The Nationals named Tony Beasley the manager of Class AAA Syracuse, making him the leader of the team with which Bryce Harper is most likely to begin the 2012 season. Beasley, 44, managed Class AA Harrisburg last year, giving him a half season of experience with the Nationals’ top prospect.
Beasley will replace Randy Knorr, whom the Nationals tabbed as Davey Johnson’s bench coach and potential successor.
Beasley managed for five seasons in the Pittsburgh Pirates minor league system before he joined the Nationals in 2006 as their third base coach. He returned to the Pirates for the next four seasons, serving as their major league third base coach from 2008 to 2010. The Nationals hired him back last season, and he led Harrisburg to an 80-62 record and a playoff appearance.
“For us, we felt like with his experiences, he was more than prepared for this opportunity,” Nationals director of player development Doug Harris said. “He’s coached in the big leagues. He’s dealt with a variety of players. He’s had a tremendous level of success wherever he’s gone [as a manager]. We know he’ll have success next year in Syracuse.”
Beasley spent nine seasons as a minor league infielder before he began his coaching career. He has managed at every level of the minors except Class AAA. More than anything, Beasley earned a reputation as a likable and positive presence.
“He’s got a great demeanor,” Harris said. “I don’t know one single person that has ever come across Tony Beasley that has a derogatory thing to say about him. His character is off the charts.”
As for Harrisburg’s next manager, the Nationals seem to have that position just about sewed up. “We’re probably going to announce that shortly,” Harris said.
This week, Baseball America gave Harrisburg its Bob Freitas award as the top Class AA organization in baseball.
UPDATE, 6:01 p.m.: Well, the Nationals did announce Beasley’s replacement at Harrisburg in short order. The Senators announced Matt LeCroy, Class A Potomac’s manager last season, will move up to manage Harrisburg this year.
LeCroy, a former major league catcher, left his biggest impression on the Nationals in 2006, when his right arm made Frank Robinson cry. LeCroy, a backup, allowed seven stolen bases before Robinson, then the Nationals’ manager, yanked him in the middle of an inning. Believing he had embarrassed LeCroy, Robinson could not hold back tears at his postgame press conference.
Harrisburg also announced Paul Menhart will be their pitching coach and Eric Fox will become their next hitting coach.
Menhart replaces Randy Tomlin, who had been a crucial coach in the development of several Nationals pitchers, most notably John Lannan. When Lannan struggled in 2010, the Nationals sent him to Harrisburg specifically to work with Tomlin, and Lannan rebounded to throw 184 2/3 innings and win a career-high 10 games this year.
Tomlin stepped down for personal reasons, Harris said, and the Nationals intended to keep him in their system. The Nationals expect he will spend the 2012 season out of baseball.
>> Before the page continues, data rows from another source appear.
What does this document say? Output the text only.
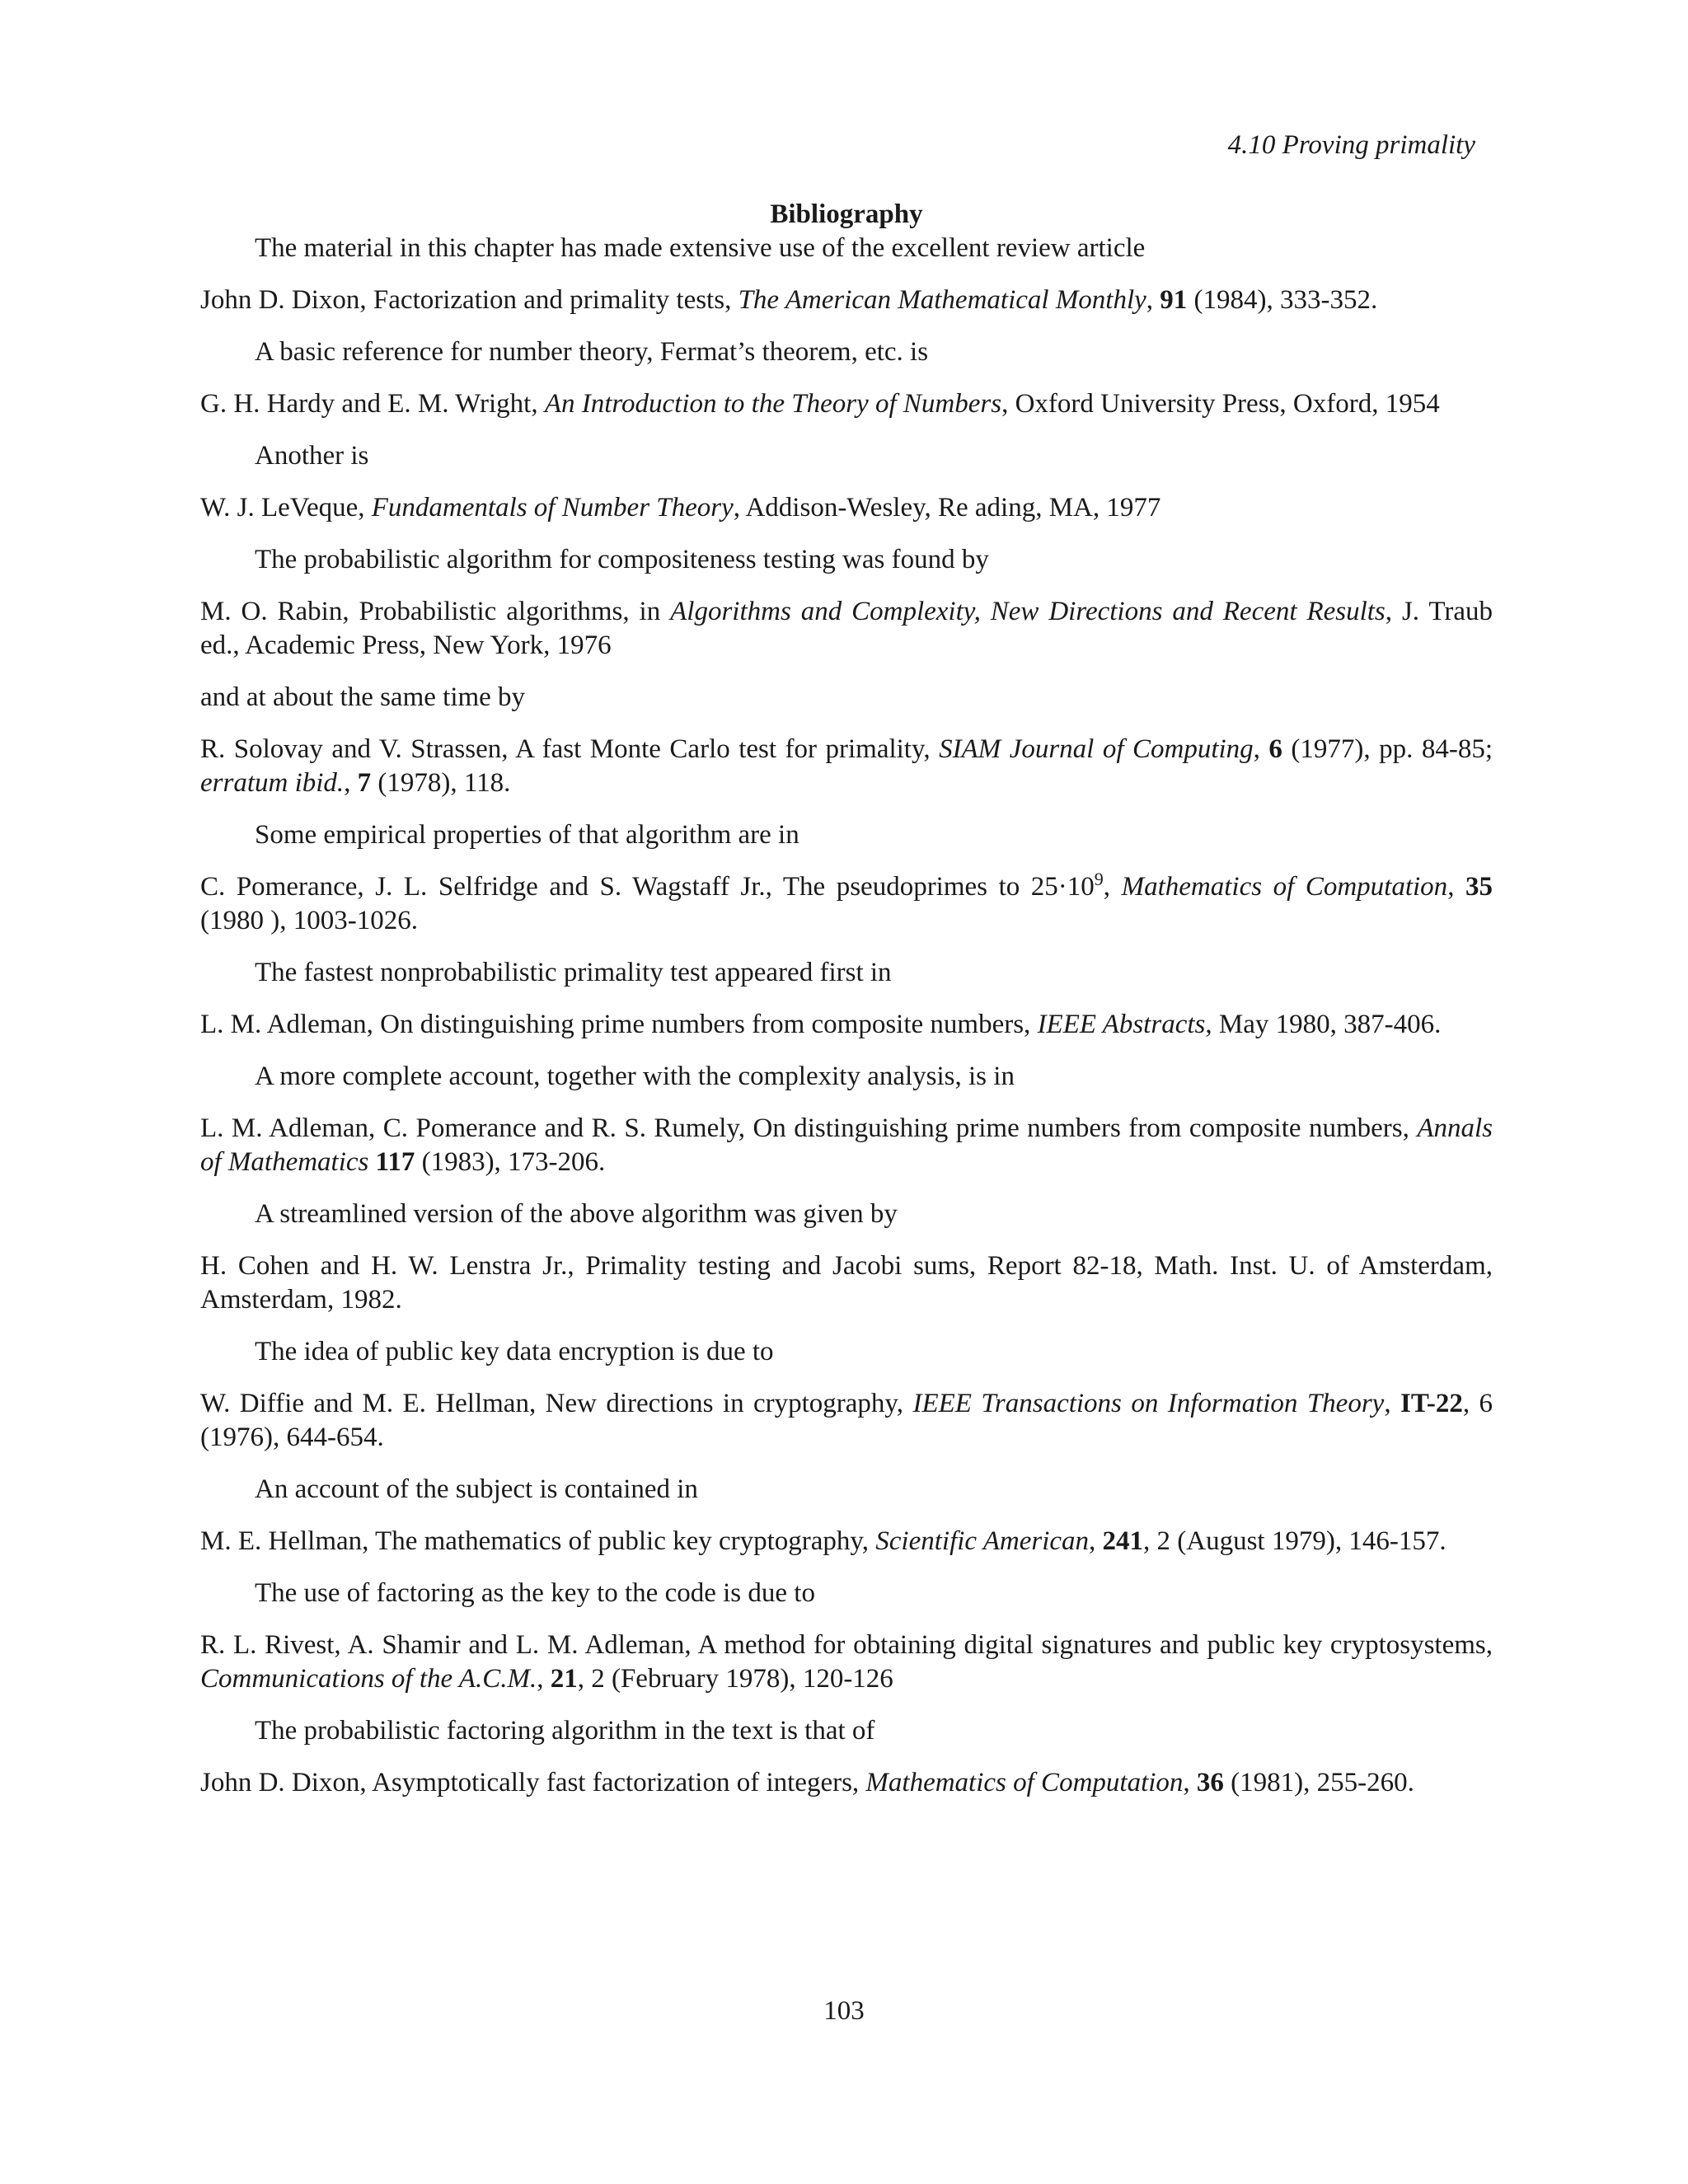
4.10 Proving primality
Bibliography

The material in this chapter has made extensive use of the excellent review article

John D. Dixon, Factorization and primality tests, The American Mathematical Monthly, 91 (1984), 333-352.

A basic reference for number theory, Fermat’s theorem, etc. is

G. H. Hardy and E. M. Wright, An Introduction to the Theory of Numbers, Oxford University Press, Oxford, 1954

Another is

W. J. LeVeque, Fundamentals of Number Theory, Addison-Wesley, Re ading, MA, 1977

The probabilistic algorithm for compositeness testing was found by

M. O. Rabin, Probabilistic algorithms, in Algorithms and Complexity, New Directions and Recent Results, J. Traub ed., Academic Press, New York, 1976

and at about the same time by

R. Solovay and V. Strassen, A fast Monte Carlo test for primality, SIAM Journal of Computing, 6 (1977), pp. 84-85; erratum ibid., 7 (1978), 118.

Some empirical properties of that algorithm are in

C. Pomerance, J. L. Selfridge and S. Wagstaff Jr., The pseudoprimes to $25\cdot 10^9$, Mathematics of Computation, 35 (1980 ), 1003-1026.

The fastest nonprobabilistic primality test appeared first in

L. M. Adleman, On distinguishing prime numbers from composite numbers, IEEE Abstracts, May 1980, 387-406.

A more complete account, together with the complexity analysis, is in

L. M. Adleman, C. Pomerance and R. S. Rumely, On distinguishing prime numbers from composite numbers, Annals of Mathematics 117 (1983), 173-206.

A streamlined version of the above algorithm was given by

H. Cohen and H. W. Lenstra Jr., Primality testing and Jacobi sums, Report 82-18, Math. Inst. U. of Amsterdam, Amsterdam, 1982.

The idea of public key data encryption is due to

W. Diffie and M. E. Hellman, New directions in cryptography, IEEE Transactions on Information Theory, IT-22, 6 (1976), 644-654.

An account of the subject is contained in

M. E. Hellman, The mathematics of public key cryptography, Scientific American, 241, 2 (August 1979), 146-157.

The use of factoring as the key to the code is due to

R. L. Rivest, A. Shamir and L. M. Adleman, A method for obtaining digital signatures and public key cryptosystems, Communications of the A.C.M., 21, 2 (February 1978), 120-126

The probabilistic factoring algorithm in the text is that of

John D. Dixon, Asymptotically fast factorization of integers, Mathematics of Computation, 36 (1981), 255-260.

103
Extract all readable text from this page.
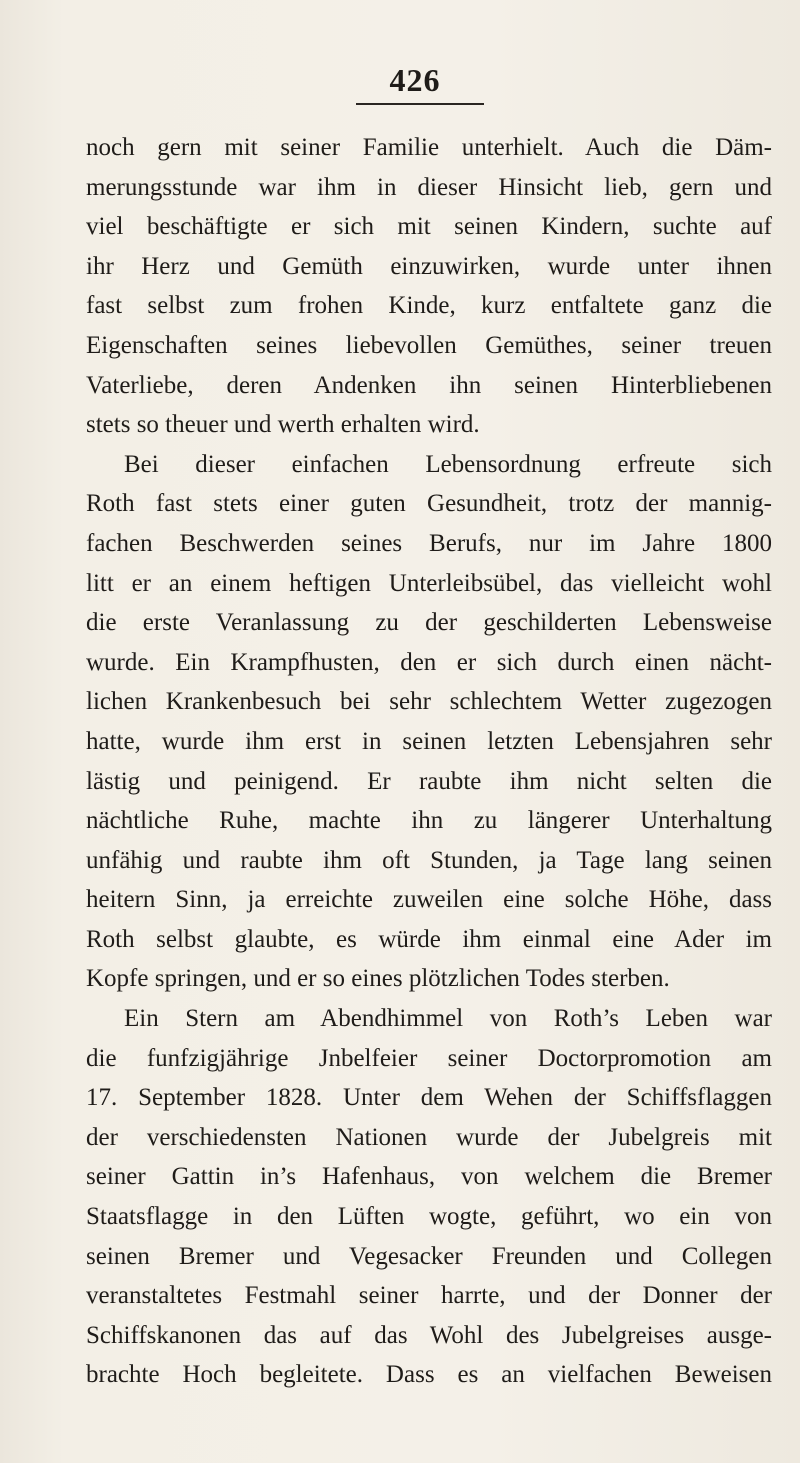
426
noch gern mit seiner Familie unterhielt. Auch die Däm-
merungsstunde war ihm in dieser Hinsicht lieb, gern und
viel beschäftigte er sich mit seinen Kindern, suchte auf
ihr Herz und Gemüth einzuwirken, wurde unter ihnen
fast selbst zum frohen Kinde, kurz entfaltete ganz die
Eigenschaften seines liebevollen Gemüthes, seiner treuen
Vaterliebe, deren Andenken ihn seinen Hinterbliebenen
stets so theuer und werth erhalten wird.
Bei dieser einfachen Lebensordnung erfreute sich
Roth fast stets einer guten Gesundheit, trotz der mannig-
fachen Beschwerden seines Berufs, nur im Jahre 1800
litt er an einem heftigen Unterleibsübel, das vielleicht wohl
die erste Veranlassung zu der geschilderten Lebensweise
wurde. Ein Krampfhusten, den er sich durch einen nächt-
lichen Krankenbesuch bei sehr schlechtem Wetter zugezogen
hatte, wurde ihm erst in seinen letzten Lebensjahren sehr
lästig und peinigend. Er raubte ihm nicht selten die
nächtliche Ruhe, machte ihn zu längerer Unterhaltung
unfähig und raubte ihm oft Stunden, ja Tage lang seinen
heitern Sinn, ja erreichte zuweilen eine solche Höhe, dass
Roth selbst glaubte, es würde ihm einmal eine Ader im
Kopfe springen, und er so eines plötzlichen Todes sterben.
Ein Stern am Abendhimmel von Roth’s Leben war
die funfzigjährige Jnbelfeier seiner Doctorpromotion am
17. September 1828. Unter dem Wehen der Schiffsflaggen
der verschiedensten Nationen wurde der Jubelgreis mit
seiner Gattin in’s Hafenhaus, von welchem die Bremer
Staatsflagge in den Lüften wogte, geführt, wo ein von
seinen Bremer und Vegesacker Freunden und Collegen
veranstaltetes Festmahl seiner harrte, und der Donner der
Schiffskanonen das auf das Wohl des Jubelgreises ausge-
brachte Hoch begleitete. Dass es an vielfachen Beweisen
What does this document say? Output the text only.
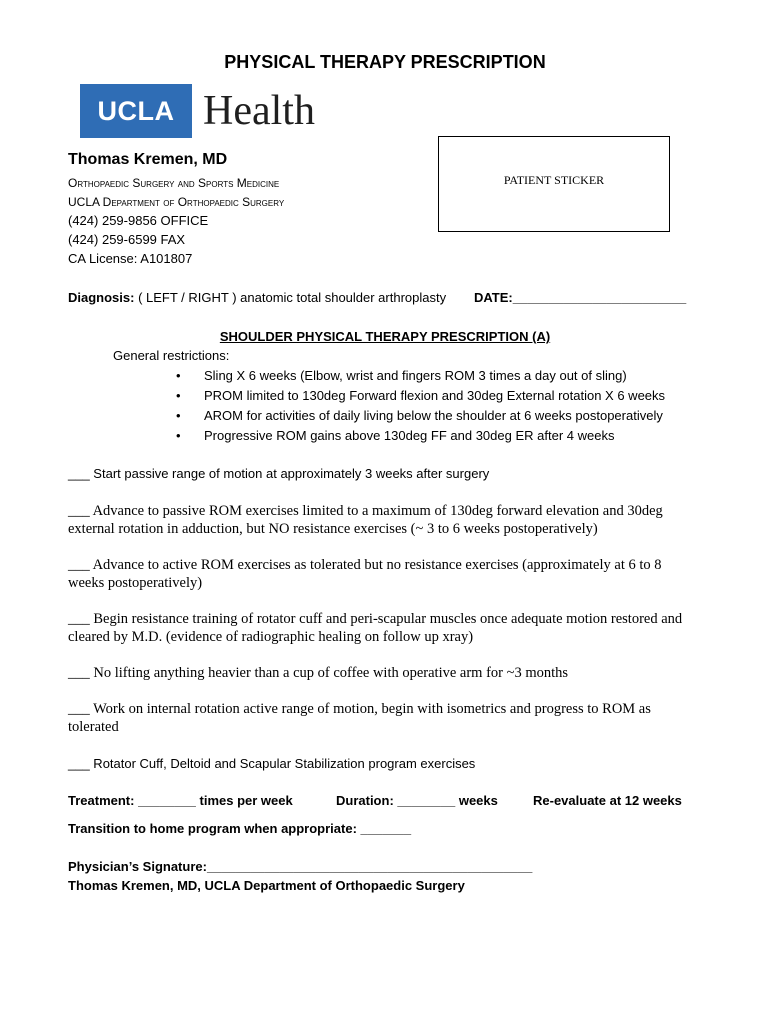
PHYSICAL THERAPY PRESCRIPTION
UCLA Health
Thomas Kremen, MD
Orthopaedic Surgery and Sports Medicine
UCLA Department of Orthopaedic Surgery
(424) 259-9856 OFFICE
(424) 259-6599 FAX
CA License: A101807
PATIENT STICKER
Diagnosis: ( LEFT / RIGHT ) anatomic total shoulder arthroplasty DATE:________________________
SHOULDER PHYSICAL THERAPY PRESCRIPTION (A)
General restrictions:
• Sling X 6 weeks (Elbow, wrist and fingers ROM 3 times a day out of sling)
• PROM limited to 130deg Forward flexion and 30deg External rotation X 6 weeks
• AROM for activities of daily living below the shoulder at 6 weeks postoperatively
• Progressive ROM gains above 130deg FF and 30deg ER after 4 weeks
___ Start passive range of motion at approximately 3 weeks after surgery
___ Advance to passive ROM exercises limited to a maximum of 130deg forward elevation and 30deg external rotation in adduction, but NO resistance exercises (~ 3 to 6 weeks postoperatively)
___ Advance to active ROM exercises as tolerated but no resistance exercises (approximately at 6 to 8 weeks postoperatively)
___ Begin resistance training of rotator cuff and peri-scapular muscles once adequate motion restored and cleared by M.D. (evidence of radiographic healing on follow up xray)
___ No lifting anything heavier than a cup of coffee with operative arm for ~3 months
___ Work on internal rotation active range of motion, begin with isometrics and progress to ROM as tolerated
___ Rotator Cuff, Deltoid and Scapular Stabilization program exercises
Treatment: ________ times per week	Duration: ________ weeks	Re-evaluate at 12 weeks
Transition to home program when appropriate: _______
Physician’s Signature:_____________________________________________
Thomas Kremen, MD, UCLA Department of Orthopaedic Surgery
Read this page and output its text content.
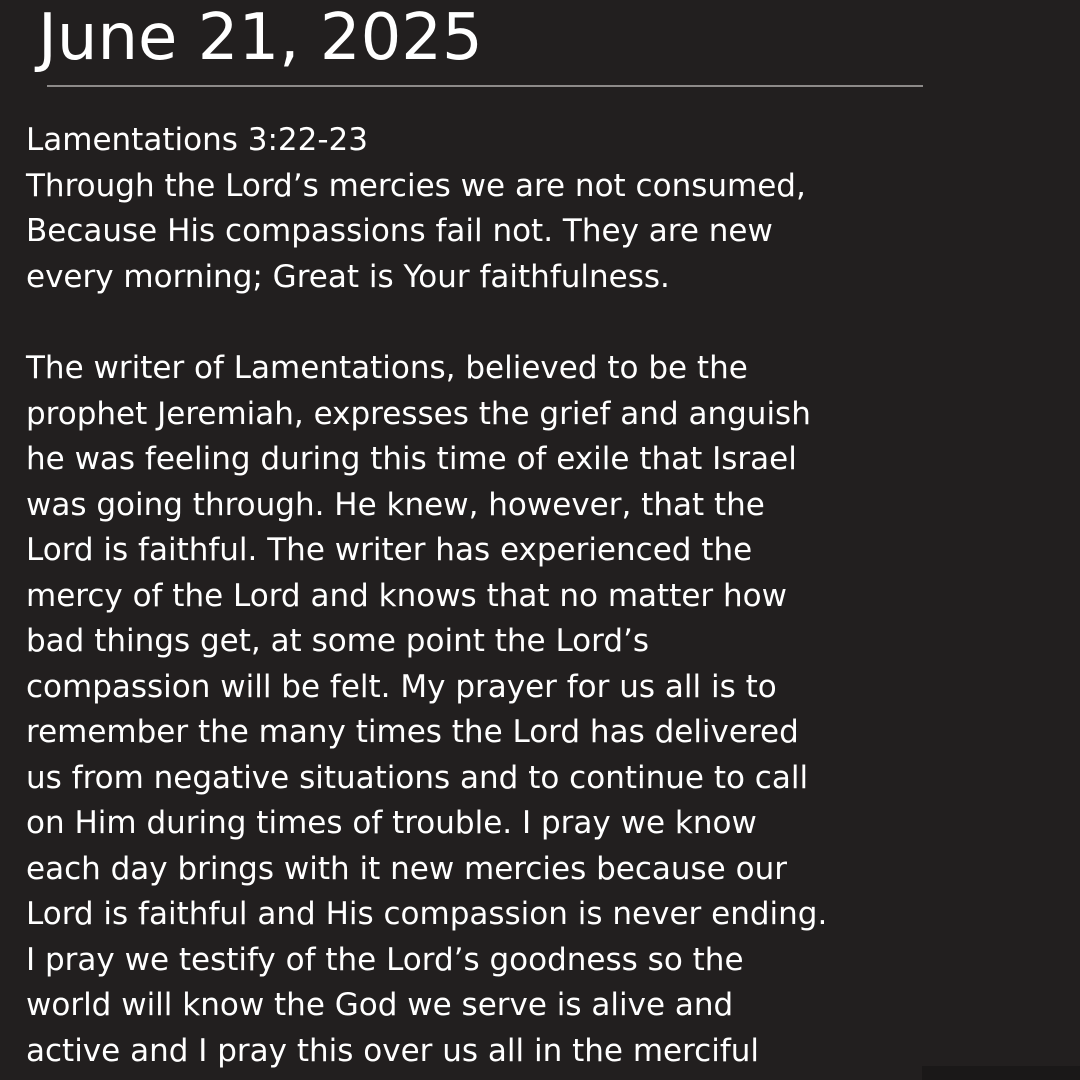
June 21, 2025

Lamentations 3:22-23
Through the Lord’s mercies we are not consumed,
Because His compassions fail not. They are new
every morning; Great is Your faithfulness.

The writer of Lamentations, believed to be the
prophet Jeremiah, expresses the grief and anguish
he was feeling during this time of exile that Israel
was going through. He knew, however, that the
Lord is faithful. The writer has experienced the
mercy of the Lord and knows that no matter how
bad things get, at some point the Lord’s
compassion will be felt. My prayer for us all is to
remember the many times the Lord has delivered
us from negative situations and to continue to call
on Him during times of trouble. I pray we know
each day brings with it new mercies because our
Lord is faithful and His compassion is never ending.
I pray we testify of the Lord’s goodness so the
world will know the God we serve is alive and
active and I pray this over us all in the merciful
“Randy elected to step aside,” Harris said. “He was an impact coach in our organization. I know it was a tough decision for him. We intended to bring him back. This is his decision. We did not want him to leave the organization.”
Menhart has been a significant influence for several young Nationals pitchers, including Jordan Zimmermann and Stephen Strasburg. Menhart actually served as Strasburg’s very first professional pitching coach in the Arizona Fall League in 2009.
“When Randy Tomlin stepped away, obviously Paul was more than prepared,” Harris said. “He’s really the guy that built the foundation with a lot of those guys.”
Fox joined the Nationals from the Diamondbacks’ minor league system, where he had served an outfield coordinator and base running coach. Fox, a former major league player, has previously worked with Nationals hitting coordinator Rick Schu.
Harris said LeCroy’s replacement at Class A Potomac should be finalized within days.